Was macht die Qualität von Architektur aus? Eine altmodische Frage angesichts des Kults, der um die schrillen Stars der globalen Architektenszene getrieben wird. Gebaut aber wird nicht für eine Saison, schlechte Architektur bleibt für Jahrzehnte ein Ärgernis. Für Georg und Dorothea Franck gibt es Kriterien, nach denen die Qualität eines Bauwerks beurteilt werden kann: sein Verhältnis zur Umgebung, seine Funktionalität, seine sinnliche Ausstrahlung. Es ist keine Sache der Beliebigkeit, welche Entwürfe diesen Anforderungen entsprechen. Die Kenntnis der kanonischen Vorbilder spielt dabei mindestens die gleiche Rolle wie ein wacher Sinn für die Spielregeln der modernen Gesellschaft.
Rezensionsnotiz zu
Süddeutsche Zeitung, 16.07.2008
Hoffnungsfroh nimmt Olaf Bartels das Buch von Georg und Dorothea Franck zur Hand, verspricht es im Titel doch so etwas wie objektive Kriterien zur Bestimmung von architektonischer Qualität.

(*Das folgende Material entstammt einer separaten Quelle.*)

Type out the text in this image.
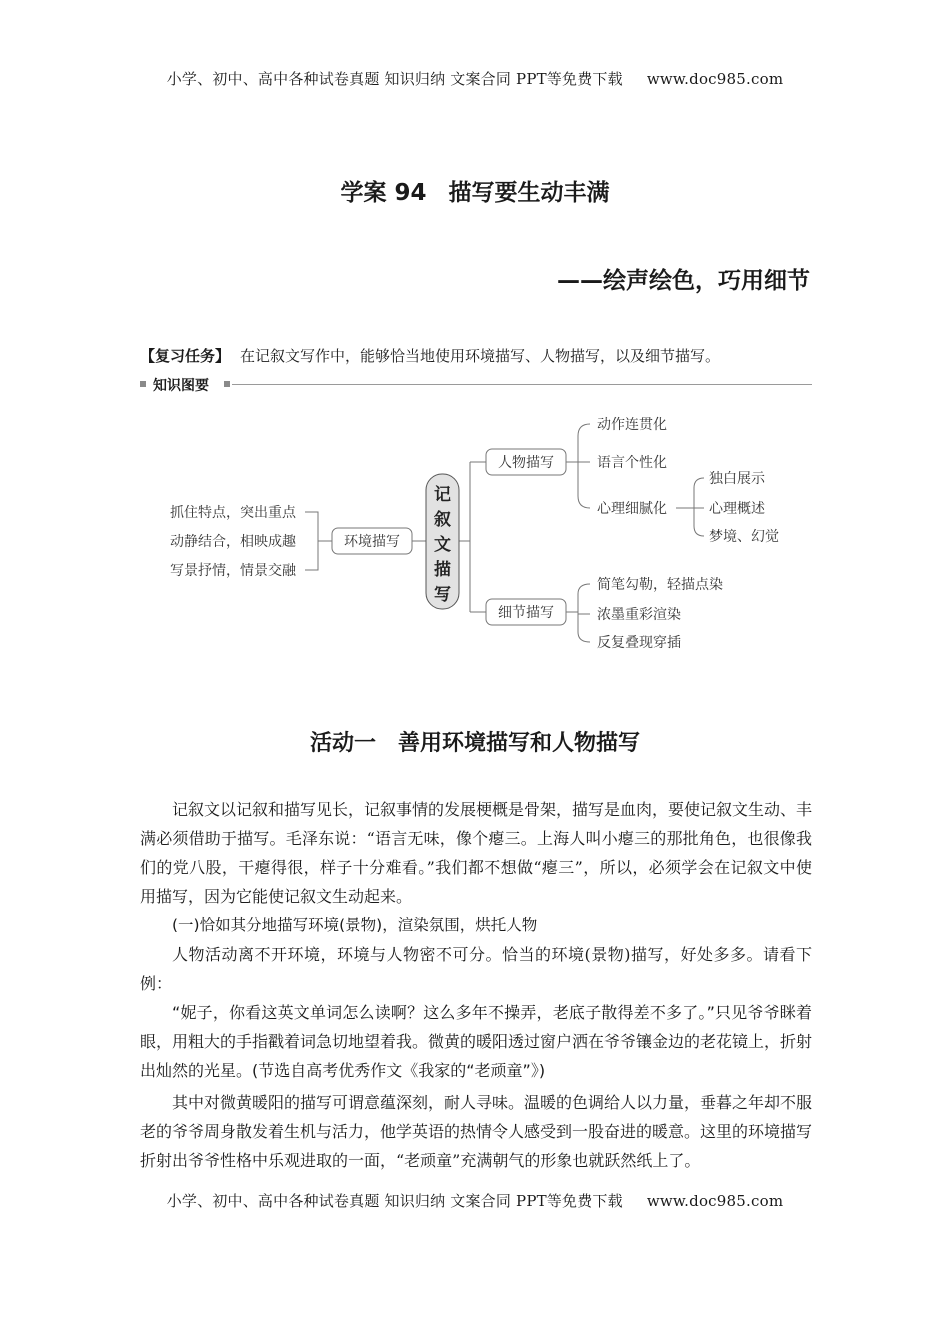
小学、初中、高中各种试卷真题 知识归纳 文案合同 PPT等免费下载 www.doc985.com
学案 94 描写要生动丰满
——绘声绘色，巧用细节
【复习任务】 在记叙文写作中，能够恰当地使用环境描写、人物描写，以及细节描写。
知识图要
抓住特点，突出重点
动静结合，相映成趣
写景抒情，情景交融
环境描写
记叙文描写
人物描写
动作连贯化
语言个性化
心理细腻化
独白展示
心理概述
梦境、幻觉
细节描写
简笔勾勒，轻描点染
浓墨重彩渲染
反复叠现穿插
活动一 善用环境描写和人物描写

记叙文以记叙和描写见长，记叙事情的发展梗概是骨架，描写是血肉，要使记叙文生动、丰满必须借助于描写。毛泽东说：“语言无味，像个瘪三。上海人叫小瘪三的那批角色，也很像我们的党八股，干瘪得很，样子十分难看。”我们都不想做“瘪三”，所以，必须学会在记叙文中使用描写，因为它能使记叙文生动起来。

(一)恰如其分地描写环境(景物)，渲染氛围，烘托人物

人物活动离不开环境，环境与人物密不可分。恰当的环境(景物)描写，好处多多。请看下例：

“妮子，你看这英文单词怎么读啊？这么多年不操弄，老底子散得差不多了。”只见爷爷眯着眼，用粗大的手指戳着词急切地望着我。微黄的暖阳透过窗户洒在爷爷镶金边的老花镜上，折射出灿然的光星。(节选自高考优秀作文《我家的“老顽童”》)

其中对微黄暖阳的描写可谓意蕴深刻，耐人寻味。温暖的色调给人以力量，垂暮之年却不服老的爷爷周身散发着生机与活力，他学英语的热情令人感受到一股奋进的暖意。这里的环境描写折射出爷爷性格中乐观进取的一面，“老顽童”充满朝气的形象也就跃然纸上了。

小学、初中、高中各种试卷真题 知识归纳 文案合同 PPT等免费下载 www.doc985.com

Der Wiener Architekturtheoretiker Georg Franck und seine Schwester, die Germanistin und Linguistin Dorothea Franck, können aber, wie der Rezensent einsieht, lediglich ein "Gefühl" für gute Architektur vermitteln, das sie nicht nur mit der "Schlüssigkeit" architektonischer Formen aufgrund ihrer "syntaktischer Qualität" begründen, sondern für das sie ebenso die "sinnlich leibliche Raumerfahrung" berücksichtigen, wie der Rezensent erklärt. Als Beitrag zu einer Architekturdebatte kann Bartels das gelten lassen, auch wenn er sich über das für seinen Geschmack zu vorbehaltsbeladene Schubladendenken der Autoren mitunter ärgert. So blieben Architekturrichtungen, die sich auf die Formensprache der Gotik bezögen, unbeachtet oder würden "propagandistisch" abgewertet, Zaha Hadid oder Peter Eisenman - Bartels nennt noch mehr Beispiele - gar als "gebaute Werbung" gegeißelt.